Negotiating Comfort: Simulating Personality-Driven LLM Agents in Shared Residential Social Networks

Rende, Ann Nedime Nese, Yilmaz, Tolga, Ulusoy, Özgür

arXiv.org Artificial Intelligence 

We use generative agents powered by large language models (LLMs) to simulate a social network in a shared residential building, driving the temperature decisions for a central heating system. Agents, divided into Family Members and Representatives, consider personal preferences, personal traits, connections, and weather conditions. Daily simulations involve family-level consensus followed by building-wide decisions among representatives. We tested three personality traits distributions (positive, mixed, and negative) and found that positive traits correlate with higher happiness and stronger friendships.
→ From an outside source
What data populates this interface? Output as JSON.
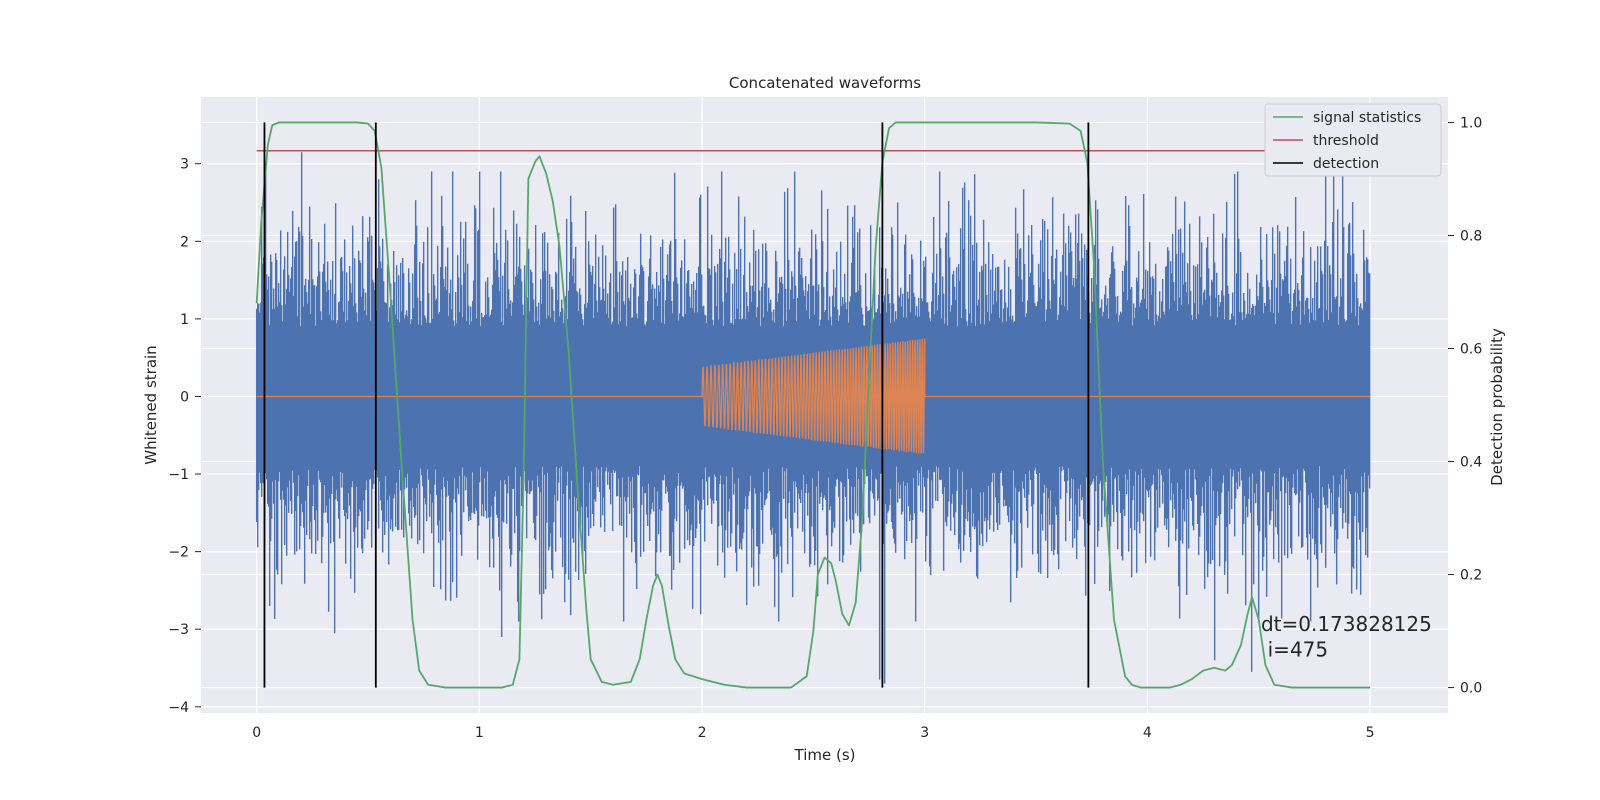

Temperature preferences, assertiveness, and selflessness have a significant impact on happiness and decisions. This work demonstrates how LLM-driven agents can help simulate nuanced human behavior where complex real-life human simulations are di fficult to set. Introduction Social network simulations are widely utilized to model the interactions between people, often relying on agent-based modeling to represent the relationship between people and their environment. In these simulations, the actions of the agents are selected from a predefined set of rules specified by the modeler. While this rule-based approach allows for a clear definition of the decision process and provides control over the outcomes, it also introduces a limitation. The predefined rules may not be able to model various dimensions of human behavior, such as irrational decision-making, and restrict the knowledge of agents to what is encoded by the modeler. Large language models (LLMs) are trained on a vast amount of data, mostly obtained from web pages (Wang et al., 2024). Learning from this human-generated data allows the models to have a level of real-world knowledge and reduces the amount of external information that is required to be given to perform various tasks. Moreover, with their abilities such as reasoning and role-playing, LLMs have previously been shown to have significant capabilities of simulating human-like behavior. Generative agents, as introduced in Park et al. (2023), rely on LLMs to generate agent behaviors, based on agent-specific memory about the agent's identity, interactions with the other agents, and the environment.